After writing about credit repair scams, I thought it would be timely to add more information on how to improve your credit rating without getting taken in by one of the scams or companies that will charge for services you can undertake for free, or with little cost.
Here are 4 ways you can take positive action to improve your credit rating –
- Reduce your credit card debt
- Pay bills on time
- Wise use of credit cards
- Use a secured credit card to improve credit history
Reduce your credit card debt
Credit scoring typically involves a calculation which is based upon the amount of debt you have in relation to both your income and the credit you already have available.
Obviously then, having several maxed out credit cards can be quite damaging to your score.
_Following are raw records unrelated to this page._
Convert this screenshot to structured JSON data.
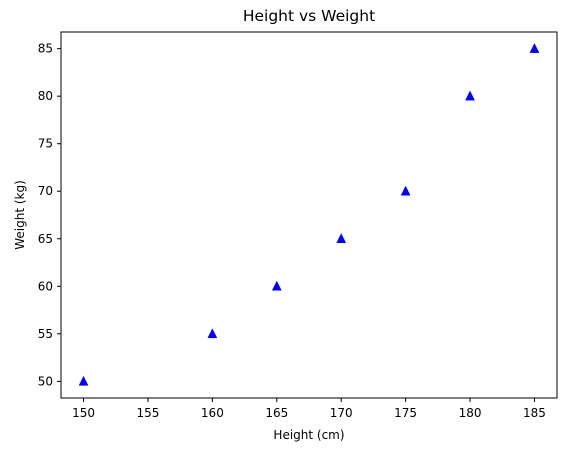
{
  "chart_data": {
    "type": "scatter",
    "title": "Height vs Weight",
    "xlabel": "Height (cm)",
    "ylabel": "Weight (kg)",
    "xlim": [
      148.25,
      186.75
    ],
    "ylim": [
      48.25,
      86.75
    ],
    "xticks": [
      150,
      155,
      160,
      165,
      170,
      175,
      180,
      185
    ],
    "yticks": [
      50,
      55,
      60,
      65,
      70,
      75,
      80,
      85
    ],
    "grid": false,
    "marker": "triangle-up",
    "marker_color": "#0000ff",
    "series": [
      {
        "x": [
          150,
          160,
          165,
          170,
          175,
          180,
          185
        ],
        "y": [
          50,
          55,
          60,
          65,
          70,
          80,
          85
        ]
      }
    ]
  }
}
If possible, make all repayments on time and if you have any spare cash then make it a priority to try and clear one card’s balance at a time.
If you can only ever afford to make the minimum payments then you may need to source additional means of income or determine ways of minimising your expenditure.
Pay bills on time
This statement may seem obvious but did you realise that making payments more than 30 days late gets recorded as a default and places a red flag on your credit report?
As credit scoring is weighted more in favour of recent activity, paying bills on time can go some way to improving your rating.
Wise use of credit cards
For some people who are in debt, consolidation may be a viable and essential option. However, placing monies owed on several credit cards onto one new card would mean that the debt to available credit ratio would be much higher, thereby lowering your credit score.
Also, the older a card account is, the more weight it carries. Therefore, it may be advisable to keep old credit card accounts open, even if the balance has been cleared in full.
Use a secured credit card to improve credit history
This option may be a possibility for those with extreme credit problems who cannot get a regular credit card.
By depositing a sum of money in advance you can then obtain a credit card which draws upon these funds.
Doing so may incur high fees or charges if you find yourself owing more than the amount you deposited but, with careful control, can be utilised in improving a credit rating as the card issuers report to the credit bureaus on a monthly basis.
Repairing your credit rating can be a time consuming process, typically taking a year or more of sound financial control and practice.
There is no quick fix and anyone who offers you one is probably operating some sort of credit repair scam.